Ever since I was a kid I liked the idea of there being more than one Santa, and I imagined them distributing the work between them and visiting each other in the summer. So no matter where a country believe Santa to live, I think they’re right.
I know this is late, but the Minister of Immigration for Canada has legally said that Santa Claus is a Canadian citizen. So he lives everywhere but is Canadian! Sorry.
For the record, America is right on this one. Santa IS Canadian! (I believe the workshop is somewhere in the Northwest Territories) After all he even have a postal code here. I kid you not it's H0H 0H0 and they do a campaign every year where kids send letters to this address and he writes back to them. It's a cute tradition.
In Poland we believe Santa Claus lives in Finland And funny enough we also celebrate St Nicholas' Day (when we also get presents) on 6th December, which is a national holiday in Finland. When I found that they had a holiday on that that my first thought was: "Oh, you celebrate your Santa really seriously"
Ever since I was a kid I liked the idea of there being more than one Santa, and I imagined them distributing the work between them and visiting each other in the summer. So no matter where a country believe Santa to live, I think they’re right.
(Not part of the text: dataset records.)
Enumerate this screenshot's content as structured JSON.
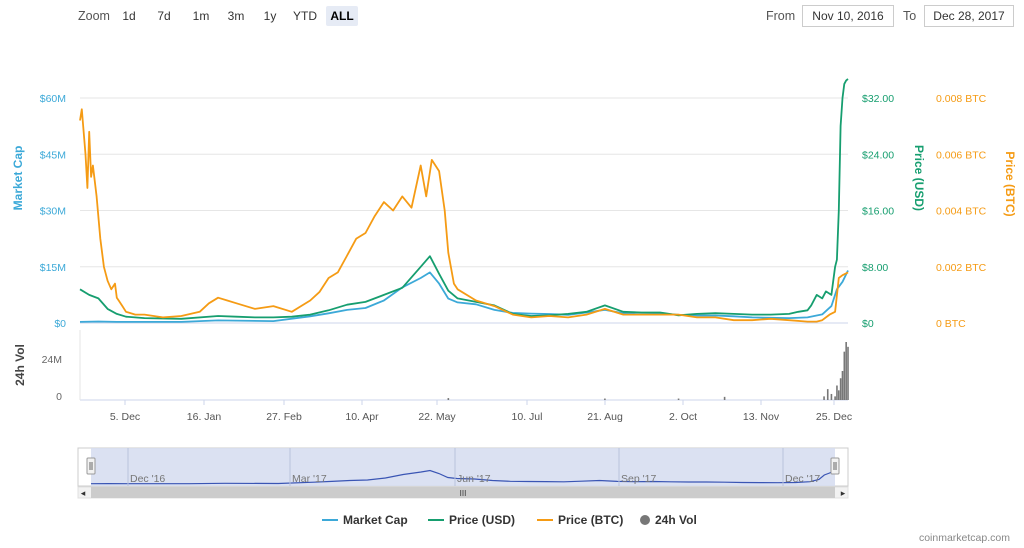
{
  "toolbar": {
    "zoom_label": "Zoom",
    "zoom_buttons": [
      "1d",
      "7d",
      "1m",
      "3m",
      "1y",
      "YTD",
      "ALL"
    ],
    "active_zoom": "ALL",
    "from_label": "From",
    "from_value": "Nov 10, 2016",
    "to_label": "To",
    "to_value": "Dec 28, 2017"
  },
  "credit": "coinmarketcap.com",
  "colors": {
    "market_cap": "#3ca9d8",
    "price_usd": "#169e6f",
    "price_btc": "#f59b14",
    "volume": "#777777",
    "navigator_fill": "#d5dcf0",
    "navigator_line": "#3a55b4"
  },
  "chart_data": {
    "type": "line",
    "x_tick_labels": [
      "5. Dec",
      "16. Jan",
      "27. Feb",
      "10. Apr",
      "22. May",
      "10. Jul",
      "21. Aug",
      "2. Oct",
      "13. Nov",
      "25. Dec"
    ],
    "left_axis": {
      "label": "Market Cap",
      "ticks": [
        "$0",
        "$15M",
        "$30M",
        "$45M",
        "$60M"
      ],
      "ylim": [
        0,
        60000000
      ]
    },
    "right_axis_usd": {
      "label": "Price (USD)",
      "ticks": [
        "$0",
        "$8.00",
        "$16.00",
        "$24.00",
        "$32.00"
      ],
      "ylim": [
        0,
        32
      ]
    },
    "right_axis_btc": {
      "label": "Price (BTC)",
      "ticks": [
        "0 BTC",
        "0.002 BTC",
        "0.004 BTC",
        "0.006 BTC",
        "0.008 BTC"
      ],
      "ylim": [
        0,
        0.008
      ]
    },
    "volume_axis": {
      "label": "24h Vol",
      "ticks": [
        "0",
        "24M"
      ],
      "ylim": [
        0,
        24000000
      ]
    },
    "x_range_days": [
      -25,
      392
    ],
    "series": [
      {
        "name": "Market Cap",
        "unit": "USD",
        "x": [
          -25,
          -15,
          -5,
          10,
          30,
          50,
          80,
          100,
          110,
          120,
          130,
          140,
          150,
          160,
          165,
          170,
          175,
          180,
          190,
          200,
          210,
          220,
          230,
          240,
          250,
          260,
          270,
          280,
          290,
          300,
          310,
          320,
          330,
          340,
          350,
          360,
          370,
          378,
          383,
          386,
          389,
          392
        ],
        "values": [
          300000,
          400000,
          300000,
          300000,
          300000,
          700000,
          500000,
          1800000,
          2600000,
          3500000,
          4000000,
          6000000,
          9500000,
          12000000,
          13500000,
          10500000,
          6500000,
          5500000,
          5000000,
          3500000,
          2700000,
          2500000,
          2400000,
          2200000,
          2800000,
          3500000,
          2600000,
          2300000,
          2500000,
          2200000,
          2000000,
          2000000,
          1800000,
          1500000,
          1400000,
          1300000,
          1500000,
          2300000,
          4500000,
          9000000,
          11000000,
          14000000
        ]
      },
      {
        "name": "Price (USD)",
        "unit": "USD",
        "x": [
          -25,
          -20,
          -15,
          -10,
          -5,
          0,
          10,
          30,
          50,
          60,
          70,
          80,
          90,
          100,
          110,
          120,
          130,
          140,
          150,
          160,
          165,
          170,
          175,
          180,
          190,
          200,
          210,
          220,
          230,
          240,
          250,
          260,
          270,
          280,
          290,
          300,
          310,
          320,
          330,
          340,
          350,
          360,
          365,
          370,
          372,
          375,
          378,
          380,
          383,
          385,
          386,
          387,
          388,
          389,
          390,
          391,
          392
        ],
        "values": [
          4.8,
          4.0,
          3.5,
          2.0,
          1.3,
          0.9,
          0.7,
          0.6,
          1.0,
          0.9,
          0.8,
          0.8,
          0.9,
          1.2,
          1.8,
          2.6,
          3.0,
          4.0,
          5.0,
          8.0,
          9.5,
          7.0,
          4.6,
          3.5,
          3.0,
          2.5,
          1.3,
          1.0,
          1.1,
          1.3,
          1.6,
          2.5,
          1.6,
          1.5,
          1.5,
          1.1,
          1.3,
          1.4,
          1.3,
          1.2,
          1.2,
          1.3,
          1.6,
          1.8,
          2.5,
          4.0,
          3.5,
          4.5,
          4.0,
          8.0,
          9.0,
          16.0,
          28.0,
          32.0,
          34.0,
          34.5,
          34.7
        ]
      },
      {
        "name": "Price (BTC)",
        "unit": "BTC",
        "x": [
          -25,
          -24,
          -22,
          -21,
          -20,
          -19,
          -18,
          -16,
          -14,
          -12,
          -10,
          -8,
          -6,
          -5,
          -4,
          -2,
          0,
          5,
          10,
          20,
          30,
          40,
          45,
          50,
          55,
          60,
          70,
          80,
          90,
          95,
          100,
          105,
          110,
          115,
          120,
          125,
          130,
          135,
          140,
          145,
          150,
          155,
          158,
          160,
          163,
          166,
          170,
          173,
          175,
          178,
          180,
          190,
          200,
          210,
          220,
          230,
          240,
          250,
          260,
          270,
          280,
          290,
          300,
          310,
          320,
          330,
          340,
          350,
          360,
          370,
          375,
          378,
          380,
          382,
          385,
          387,
          389,
          392
        ],
        "values": [
          0.0072,
          0.0076,
          0.006,
          0.0048,
          0.0068,
          0.0052,
          0.0056,
          0.0045,
          0.003,
          0.002,
          0.0015,
          0.0012,
          0.0014,
          0.0009,
          0.0008,
          0.0006,
          0.0004,
          0.0003,
          0.0003,
          0.0002,
          0.00025,
          0.0004,
          0.0007,
          0.0009,
          0.0008,
          0.0007,
          0.0005,
          0.0006,
          0.0004,
          0.0006,
          0.0008,
          0.0011,
          0.0016,
          0.0018,
          0.0024,
          0.003,
          0.0032,
          0.0038,
          0.0043,
          0.004,
          0.0045,
          0.0041,
          0.005,
          0.0056,
          0.0045,
          0.0058,
          0.0054,
          0.004,
          0.0025,
          0.0014,
          0.0012,
          0.0008,
          0.0006,
          0.0003,
          0.0002,
          0.00025,
          0.0002,
          0.0003,
          0.0005,
          0.0003,
          0.0003,
          0.0003,
          0.0003,
          0.0002,
          0.0002,
          0.0001,
          0.0001,
          0.00015,
          0.0001,
          5e-05,
          5e-05,
          0.0001,
          0.0002,
          0.0003,
          0.0004,
          0.0016,
          0.0017,
          0.0018
        ]
      },
      {
        "name": "24h Vol",
        "unit": "USD",
        "x": [
          175,
          260,
          300,
          325,
          379,
          381,
          383,
          385,
          386,
          387,
          388,
          389,
          390,
          391,
          392
        ],
        "values": [
          800000,
          600000,
          600000,
          1300000,
          1500000,
          4500000,
          2500000,
          1500000,
          6000000,
          4000000,
          9000000,
          12000000,
          20000000,
          24000000,
          22000000
        ]
      }
    ],
    "navigator": {
      "tick_labels": [
        "Dec '16",
        "Mar '17",
        "Jun '17",
        "Sep '17",
        "Dec '17"
      ],
      "grip_label": "III"
    },
    "legend": {
      "placement": "bottom-center",
      "items": [
        "Market Cap",
        "Price (USD)",
        "Price (BTC)",
        "24h Vol"
      ]
    }
  }
}
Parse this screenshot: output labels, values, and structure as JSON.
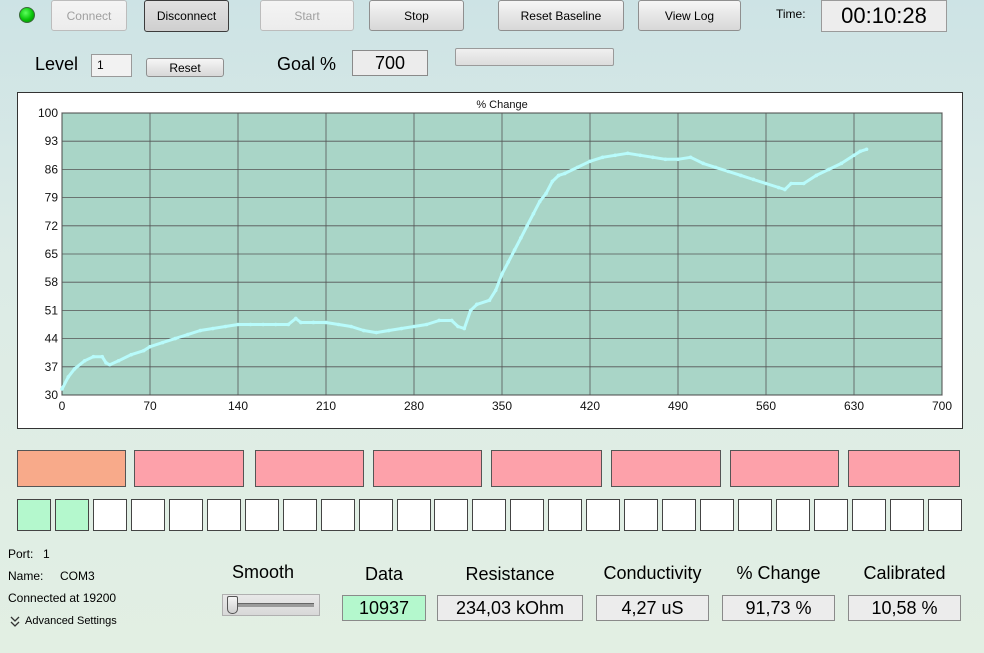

You know, I've had in my head (and some notes) an idea for a town-builder style game I would have called "Santa's Village" if the name weren't taken a few times over already. Santa arrives by himself at a prime location in the wilderness to build his village and toy factory. Elves join his village as the workforce and population. Resource gathering and management. Lots of Santa lore and myth sprinkled in for flavour to set it apart from a generic town-builder game.
(Here's where I get on topic with Humon's post-script):
One of my ideas to expand the game and improve replayability was multiple Santa Clauses AND regional locations, that you'd select at the start. Santas having different features and bonuses based on their regional myths about him (Ex: there'd be the USA version Santa in the Coca Cola coloured suit, whose special trait was he got regular money from endorsement contracts at the start of each season). Different locations had different regional features that added challenges and advantages. One would be in a tropical region with a rainy season, and instead of shovelling snow off the roads in winter, elves would have to brush mud off them in spring.
We could sell the game on Steam every winter, but only Nov-Jan of each year; off season it would be unavailable, encouraging players to return to the game at Christmastime every year to make it part of their seasonal tradition, and not get too bored with it.
I had lot of ideas to flesh out the concept, but aside from the planning and outlines of it, and the writing/storytelling parts, I myself have no skills related to actually making computer games, so the notes will live on my PC forever. :P
44
Sweden and Norway don't even get cold enough for Him.